Probably my favorite passage from an eminently quotable movie. Well, that and another line that I occasionally use in my own life:

“That is a hell of a thing to say to me!”

And for sheer perfect enunciation, one of my favorite lines ever:

“What a buncha fuckin’ bullshit.”
– Dennis Farina, Get Shorty

“I *was *first in line. Until the little hairball was born.” – Jeremy Irons as Scar in The Lion King.

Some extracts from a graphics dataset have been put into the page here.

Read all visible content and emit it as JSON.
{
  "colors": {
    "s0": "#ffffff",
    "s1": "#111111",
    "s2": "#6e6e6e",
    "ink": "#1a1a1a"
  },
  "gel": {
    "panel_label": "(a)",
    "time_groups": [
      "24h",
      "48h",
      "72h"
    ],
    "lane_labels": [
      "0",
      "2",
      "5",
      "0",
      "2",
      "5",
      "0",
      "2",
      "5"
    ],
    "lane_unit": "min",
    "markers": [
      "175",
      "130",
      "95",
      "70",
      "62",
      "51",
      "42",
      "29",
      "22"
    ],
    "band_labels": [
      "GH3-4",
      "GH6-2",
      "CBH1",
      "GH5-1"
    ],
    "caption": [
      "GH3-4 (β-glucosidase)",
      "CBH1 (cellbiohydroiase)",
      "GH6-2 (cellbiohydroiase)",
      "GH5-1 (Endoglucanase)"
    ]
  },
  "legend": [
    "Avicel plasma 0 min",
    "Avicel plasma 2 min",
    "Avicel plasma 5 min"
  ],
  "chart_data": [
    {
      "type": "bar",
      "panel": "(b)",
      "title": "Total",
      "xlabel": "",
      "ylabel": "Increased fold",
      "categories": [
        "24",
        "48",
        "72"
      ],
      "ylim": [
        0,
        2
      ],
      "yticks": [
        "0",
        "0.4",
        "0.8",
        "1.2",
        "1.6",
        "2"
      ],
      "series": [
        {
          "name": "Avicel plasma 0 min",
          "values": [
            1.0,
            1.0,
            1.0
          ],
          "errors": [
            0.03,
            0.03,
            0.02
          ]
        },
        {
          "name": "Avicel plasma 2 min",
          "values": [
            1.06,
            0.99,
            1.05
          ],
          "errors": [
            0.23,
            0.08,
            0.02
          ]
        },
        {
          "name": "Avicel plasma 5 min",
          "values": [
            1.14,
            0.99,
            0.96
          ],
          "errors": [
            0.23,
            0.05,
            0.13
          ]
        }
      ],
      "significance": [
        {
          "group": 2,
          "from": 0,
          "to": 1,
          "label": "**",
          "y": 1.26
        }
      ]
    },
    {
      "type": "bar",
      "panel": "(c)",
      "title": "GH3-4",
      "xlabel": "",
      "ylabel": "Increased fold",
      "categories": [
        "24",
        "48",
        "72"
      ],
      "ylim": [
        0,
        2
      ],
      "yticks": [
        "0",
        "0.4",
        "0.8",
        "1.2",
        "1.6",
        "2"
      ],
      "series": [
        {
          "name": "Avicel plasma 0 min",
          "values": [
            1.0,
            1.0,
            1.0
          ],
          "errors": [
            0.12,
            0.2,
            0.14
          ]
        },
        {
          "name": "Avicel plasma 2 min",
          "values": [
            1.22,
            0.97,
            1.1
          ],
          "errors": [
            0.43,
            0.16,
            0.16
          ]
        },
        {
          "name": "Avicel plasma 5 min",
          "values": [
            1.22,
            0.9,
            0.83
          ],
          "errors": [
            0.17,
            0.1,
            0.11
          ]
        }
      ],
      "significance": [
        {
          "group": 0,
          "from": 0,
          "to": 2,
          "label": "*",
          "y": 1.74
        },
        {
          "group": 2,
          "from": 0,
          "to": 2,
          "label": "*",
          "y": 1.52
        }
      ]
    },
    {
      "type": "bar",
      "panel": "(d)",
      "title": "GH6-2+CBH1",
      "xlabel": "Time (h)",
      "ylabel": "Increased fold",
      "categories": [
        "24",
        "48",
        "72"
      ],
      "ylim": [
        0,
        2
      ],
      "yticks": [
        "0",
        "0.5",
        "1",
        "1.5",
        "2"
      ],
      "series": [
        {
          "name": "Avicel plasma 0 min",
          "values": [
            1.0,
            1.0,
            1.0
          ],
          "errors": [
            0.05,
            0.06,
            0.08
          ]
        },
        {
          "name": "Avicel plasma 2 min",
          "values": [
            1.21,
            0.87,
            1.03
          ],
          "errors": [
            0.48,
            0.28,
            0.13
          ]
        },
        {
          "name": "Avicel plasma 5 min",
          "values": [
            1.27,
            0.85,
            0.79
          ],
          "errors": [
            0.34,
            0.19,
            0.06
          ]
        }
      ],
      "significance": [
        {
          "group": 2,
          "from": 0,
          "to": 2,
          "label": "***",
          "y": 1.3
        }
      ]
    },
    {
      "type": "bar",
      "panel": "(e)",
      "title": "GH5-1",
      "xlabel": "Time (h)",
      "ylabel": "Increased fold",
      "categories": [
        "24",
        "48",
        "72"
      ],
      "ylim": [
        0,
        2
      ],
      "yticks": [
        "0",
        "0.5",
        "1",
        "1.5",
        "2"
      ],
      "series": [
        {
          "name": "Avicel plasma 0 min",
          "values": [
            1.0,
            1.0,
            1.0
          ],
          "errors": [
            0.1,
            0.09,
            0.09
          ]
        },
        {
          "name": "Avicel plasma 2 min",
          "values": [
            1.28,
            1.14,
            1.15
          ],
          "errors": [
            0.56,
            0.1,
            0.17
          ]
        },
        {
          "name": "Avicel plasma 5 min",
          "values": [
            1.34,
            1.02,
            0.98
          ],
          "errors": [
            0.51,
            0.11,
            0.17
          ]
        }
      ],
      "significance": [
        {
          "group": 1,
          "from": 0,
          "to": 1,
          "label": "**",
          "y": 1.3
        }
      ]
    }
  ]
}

Every line he has in that movie is great, but there’s something about Irons’ petulant, threatening tone that really gets across Scar’s menace.

:smiley:

Vilkomen! Bienvenue! Welcome! C’mon in! :smiley:

I’ll see your “I don’t care” from *The Fugitive *and raise you two words from Men in Black:

Will Smith walks in as Tommy Lee Jones is watching his long-lost love via computer. Tommy Lee hastily clears the screen in embarrassment. Smith natters on about how it’s better to have loved and lost than never to have loved at all. Tommy Lee freezes him with a stare and says “Try it.”

The amount of loss and frustration and world-weariness he packs into two words is amazing.

“Don’t 'Sir” me, young man, you have no idea who you’re dealing with"

I can do a pretty spot-on Sean Connery impression. Frequently, when I’m asked if we’ll meet our quarterly numbers, I will inflect my best Scottish brogue and announce:
“Pershonally, I give ush one chanshe in three (Personally, I give us one chance in three).” - Sean Connery, Hunt for Red October

“Please, dad.”

“You ain’t no Presidential appointee, Elliott. The one that hired you was me. You got thirty days.”

Wilford Brimley in Absence of Malice.